C’est le 5° jour, de grève aujourd’hui dimanche 18.10.2009, à l’Aéroport d’
Orly Sud, cette grève des employés de Servisair impliquent notamment 3 compagnies aériennes, la plus touchée étant la Compagnie Aérienne, low cost, EasyJet, mais les compagnies aériennes Air Caraîbes et Royal Air Marco, sont aussi très impactées par ce mouvement de grève du personnel de Servisair, qui n'a pas encore obtenu d'assurance, quant à son devenir.

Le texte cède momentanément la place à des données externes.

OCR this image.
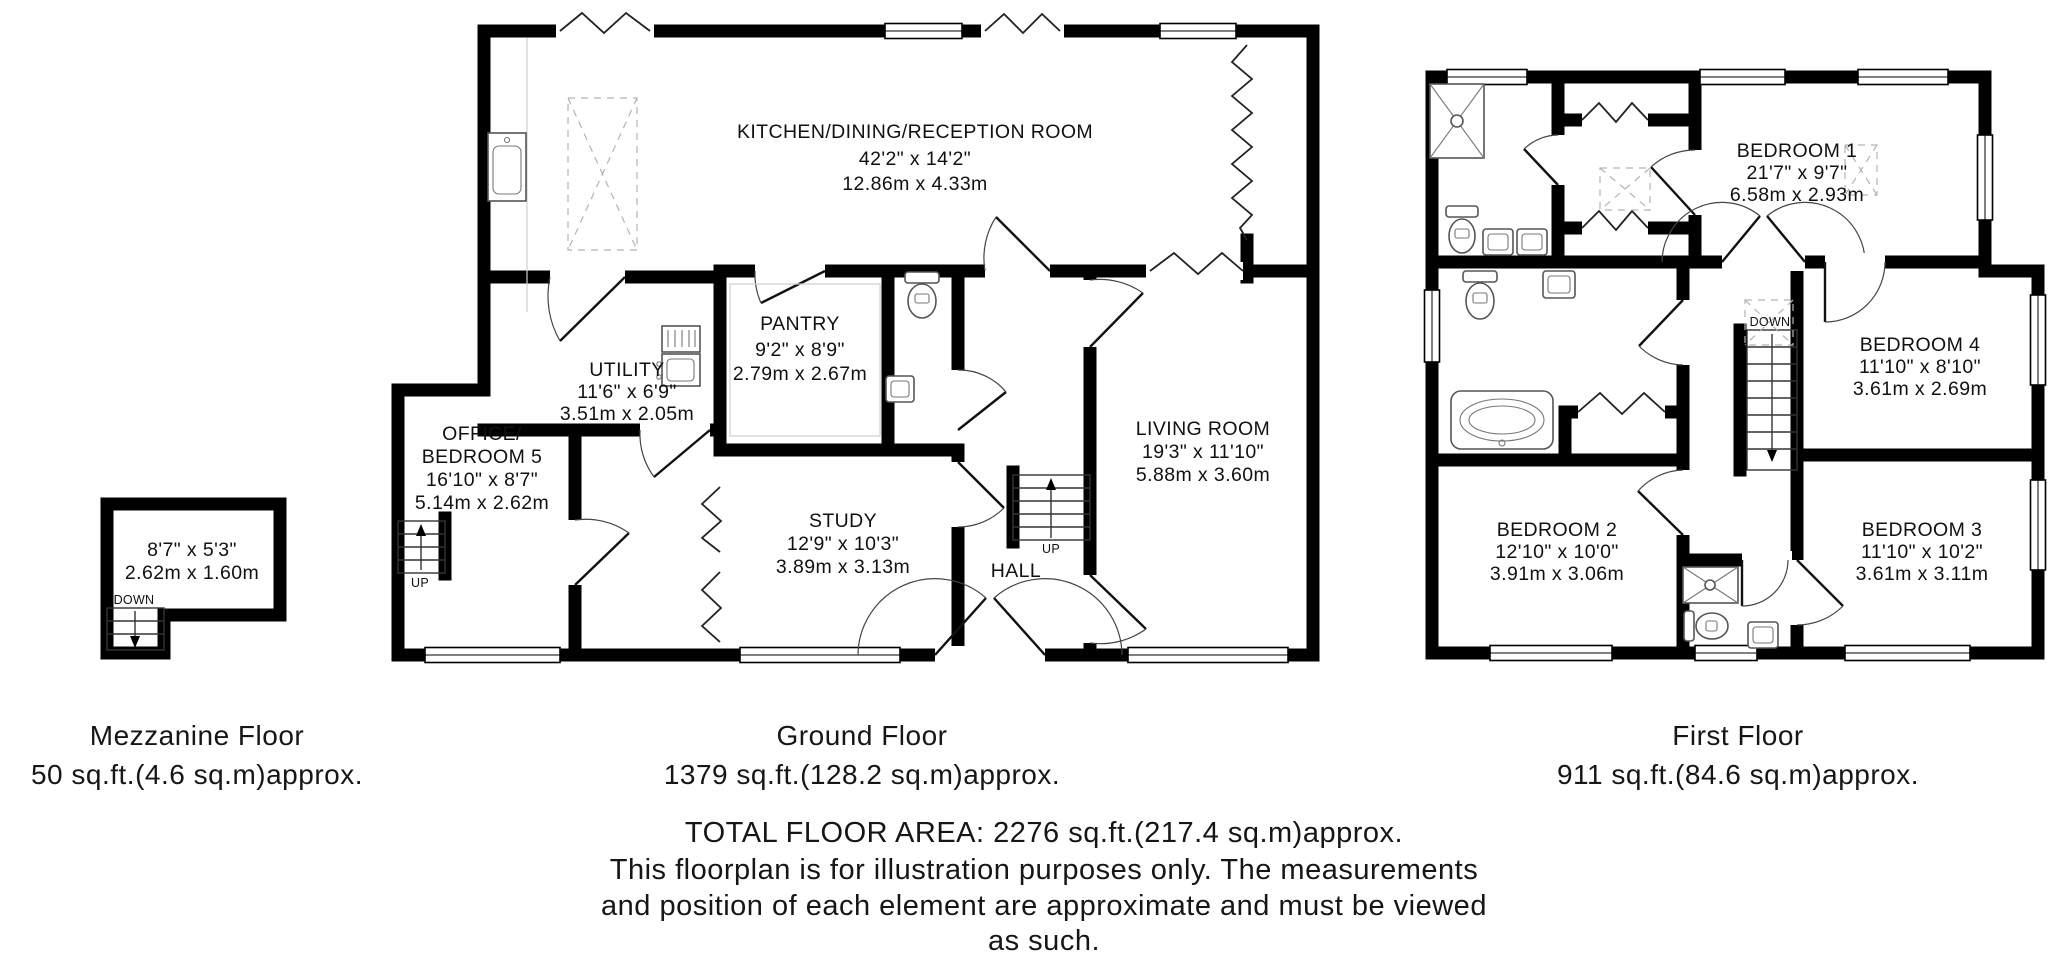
KITCHEN/DINING/RECEPTION ROOM
42'2" x 14'2"
12.86m x 4.33m
PANTRY
9'2" x 8'9"
2.79m x 2.67m
UTILITY
11'6" x 6'9"
3.51m x 2.05m
OFFICE/
BEDROOM 5
16'10" x 8'7"
5.14m x 2.62m
STUDY
12'9" x 10'3"
3.89m x 3.13m	HALL
LIVING ROOM
19'3" x 11'10"
5.88m x 3.60m
UP
UP
8'7" x 5'3"
2.62m x 1.60m
DOWN
BEDROOM 1
21'7" x 9'7"
6.58m x 2.93m
BEDROOM 4
11'10" x 8'10"
3.61m x 2.69m
BEDROOM 2
12'10" x 10'0"
3.91m x 3.06m
BEDROOM 3
11'10" x 10'2"
3.61m x 3.11m
DOWN
Mezzanine Floor
50 sq.ft.(4.6 sq.m)approx.
Ground Floor
1379 sq.ft.(128.2 sq.m)approx.
First Floor
911 sq.ft.(84.6 sq.m)approx.
TOTAL FLOOR AREA: 2276 sq.ft.(217.4 sq.m)approx.
This floorplan is for illustration purposes only. The measurements
and position of each element are approximate and must be viewed
as such.
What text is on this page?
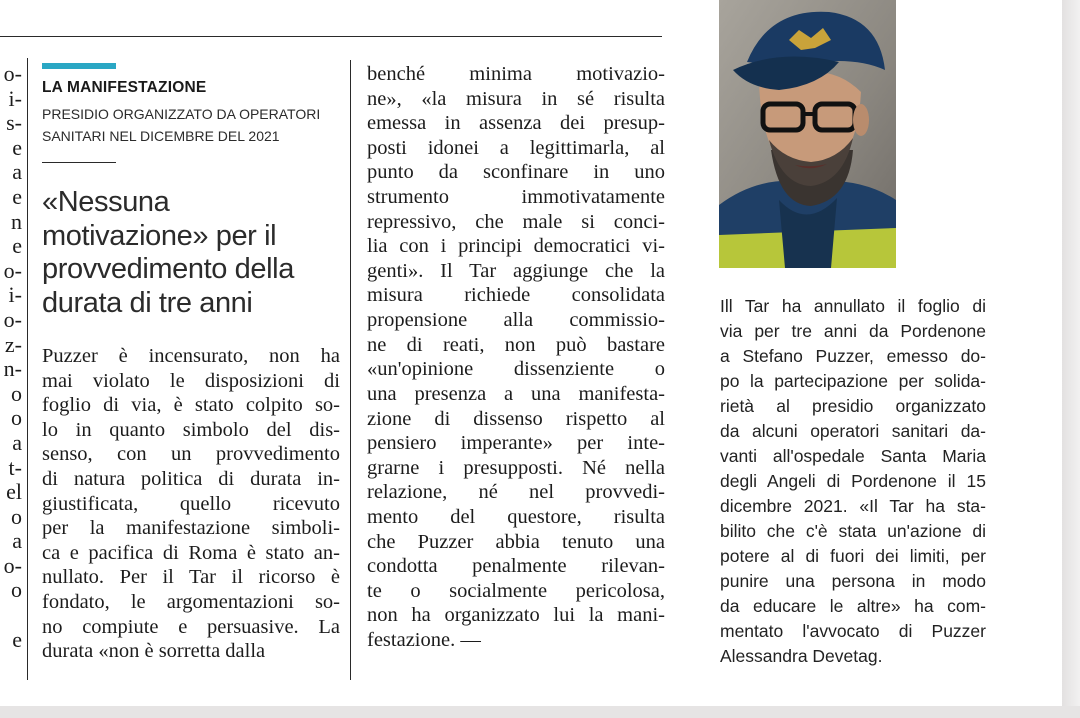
o-
i-
s-
e
a
e
n
e
o-
i-
o-
z-
n-
o
o
a
t-
el
o
a
o-
o
e
LA MANIFESTAZIONE
PRESIDIO ORGANIZZATO DA OPERATORI
SANITARI NEL DICEMBRE DEL 2021
«Nessuna
motivazione» per il
provvedimento della
durata di tre anni
Puzzer è incensurato, non ha
mai violato le disposizioni di
foglio di via, è stato colpito so-
lo in quanto simbolo del dis-
senso, con un provvedimento
di natura politica di durata in-
giustificata, quello ricevuto
per la manifestazione simboli-
ca e pacifica di Roma è stato an-
nullato. Per il Tar il ricorso è
fondato, le argomentazioni so-
no compiute e persuasive. La
durata «non è sorretta dalla
benché minima motivazio-
ne», «la misura in sé risulta
emessa in assenza dei presup-
posti idonei a legittimarla, al
punto da sconfinare in uno
strumento immotivatamente
repressivo, che male si conci-
lia con i principi democratici vi-
genti». Il Tar aggiunge che la
misura richiede consolidata
propensione alla commissio-
ne di reati, non può bastare
«un'opinione dissenziente o
una presenza a una manifesta-
zione di dissenso rispetto al
pensiero imperante» per inte-
grarne i presupposti. Né nella
relazione, né nel provvedi-
mento del questore, risulta
che Puzzer abbia tenuto una
condotta penalmente rilevan-
te o socialmente pericolosa,
non ha organizzato lui la mani-
festazione. —
Ill Tar ha annullato il foglio di
via per tre anni da Pordenone
a Stefano Puzzer, emesso do-
po la partecipazione per solida-
rietà al presidio organizzato
da alcuni operatori sanitari da-
vanti all'ospedale Santa Maria
degli Angeli di Pordenone il 15
dicembre 2021. «Il Tar ha sta-
bilito che c'è stata un'azione di
potere al di fuori dei limiti, per
punire una persona in modo
da educare le altre» ha com-
mentato l'avvocato di Puzzer
Alessandra Devetag.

La Compagnie Aérienne EasyJet, a du, hier samedi, annuler ses 7 vols nationaux, vers Toulouse et Nice, et dérouter ses vols internationaux vers l’Aéroport CDG (
Charles de Gaulle) de Roissy. Il y a eu aussi de sérieux retentissements et perturbations sur les compagnies aériennes
Air Caraïbes et
Royal Air Maroc, dont les vols ont été transférés sur Roissy, par bus. La Compagnie Royal Air Maroc a, hier, annulé ses vols, sauf 2. L'un, en partance pour Casablanca, a notamment, décollé avec 3 heures de retard.
Le trafic aérien au départ de l’Aéroport d’Orly-Sud devrait être encore très perturbé aujourd’hui dimanche. Les employés de Servisair, chargés de l’enregistrement des passagers, du ravitaillement et nettoyage des avions, sont toujours en grève.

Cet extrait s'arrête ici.